President Donald Trump’s initial resistance to signing a sweeping aid package that includes $900 billion in coronavirus relief roiled Georgia’s runoffs for control of the U.S. Senate, with Democrats Jon Ossoff and Raphael Warnock demanding that the Republican sign the measure immediately while their opponents largely skirted mention of the catch-all measure.
Trump signed the mammoth $2.3 trillion spending bill late Sunday as millions of Americans lost their unemployment insurance coverage, a federal government shutdown loomed, and fellow Republicans blindsided by his objection to the measure urged him to set aside his grievances and approve it.
Those Republican critics did not include U.S. Sens. Kelly Loeffler and David Perdue, who were stuck in a vexing position nine days before the Jan. 5 runoffs as Trump waffled over whether to sign the bill.
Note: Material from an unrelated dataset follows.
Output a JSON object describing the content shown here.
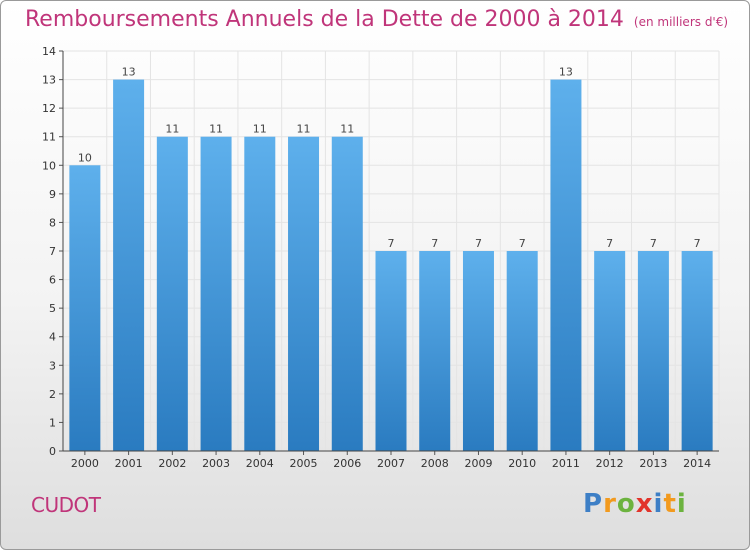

Late Sunday, the two released a statement promising to continue to “fight alongside the president in his relentless pursuit to keep America great.”
“Make no mistake: a great deal of work remains,” the two said in the joint statement. “The coronavirus pandemic grinded to a halt the greatest economic turnaround in American history, and Democrats are hellbent on a socialist agenda that prioritizes wasteful, irresponsible spending over the wellbeing of the American people.”
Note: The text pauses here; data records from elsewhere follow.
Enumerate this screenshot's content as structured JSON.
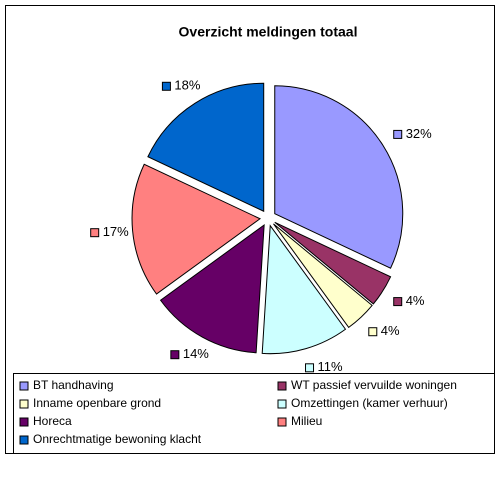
{
  "chart_data": {
    "type": "pie",
    "title": "Overzicht meldingen totaal",
    "categories": [
      "BT handhaving",
      "WT passief vervuilde woningen",
      "Inname openbare grond",
      "Omzettingen (kamer verhuur)",
      "Horeca",
      "Milieu",
      "Onrechtmatige bewoning klacht"
    ],
    "values": [
      32,
      4,
      4,
      11,
      14,
      17,
      18
    ],
    "value_labels": [
      "32%",
      "4%",
      "4%",
      "11%",
      "14%",
      "17%",
      "18%"
    ],
    "colors": [
      "#9999ff",
      "#993366",
      "#ffffcc",
      "#ccffff",
      "#660066",
      "#ff8080",
      "#0066cc"
    ]
  }
}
Trump’s previous demands that lawmakers cut unspecified “pork” and raise the bill’s $600 direct stimulus checks to $2,000 put them in a complicated spot, and it’s not immediately clear if he’ll continue to push for more robust coronavirus relief.
On the one hand, the two incumbents each voted for the spending package that Trump called a “disgrace” and touted its benefits on the campaign trail. On the other, they believe they can’t afford to ostracize Trump or his supporters ahead of a high-stakes runoff that party leaders say might as well be a coin flip.
At a Saturday event in Milton, Loeffler steered clear of mentioning the fight over the stimulus plan, instead repeating her campaign mantra that she and Perdue are the “firewall to stopping socialism.” Earlier in the week, Loeffler told The Atlanta Journal-Constitution that she would support increasing stimulus checks “if it repurposes wasteful spending.”
Perdue didn’t take any public stance on Trump’s veto threat, though the first-term senator aired an ad last week extolling the virtues of the $600 direct payment checks included in the measure. Ossoff, his opponent, urged TV stations to pull down the 30-second spot, which he said takes “an unwarranted victory lap on COVID-19 relief that does not exist.”
After Trump signed the measure, Perdue aide Austin Copeland tweeted: “The ad stayed up. The ad is staying up. And help is on the way for Georgians. Ossoff campaign miscalculated - big time. Embarrassing.”
At separate campaign rallies on Sunday, both Ossoff and Warnock seized on the GOP waffling over the bill. Ossoff said the Republican senators have “no concept of how badly people are hurting.”
Credit: Steve Schaefer
Credit: Steve Schaefer
“Here’s how to solve this problem: President Trump needs to sign the bill immediately,” said Ossoff at a volunteer event in the heart of Atlanta’s funky Little Five Points neighborhood. “And then within 48 hours, the House and the Senate should pass the additional stimulus to add to the bill so that Americans get $2,000 per person.”
Though the legislation was negotiated with Treasury Secretary Steven Mnuchin, Trump leveled a series of complaints about the compromise: that direct stimulus checks weren’t generous enough, that there is too much unspecified wasteful spending, and that it includes excessive foreign aid, though the amount tracks closely with his administration’s budget requests.
The president’s resistance meant funding for vaccines, testing and safety net programs were in jeopardy. Had he refused to sign the measure, a government shutdown would also occur at midnight Monday, meaning thousands of federal employees would no longer get paid and many agencies would close down.
The fate of the relief package and the gridlock in Washington was a focus of Warnock’s speech Sunday at a drive-in rally at Impact Church in East Point. As cars honked in applause, Warnock urged Georgians not to forget the more than 300,000 American lives lost to the coronavirus pandemic when they cast their votes in the runoffs.
“After witnessing the devastating loss of lives and livelihoods and still witnessing the kind of dysfunction in our government — unable to move even now — to say that elections have consequences feels like a gross understatement,” he said. “Elections are a matter of life and death.”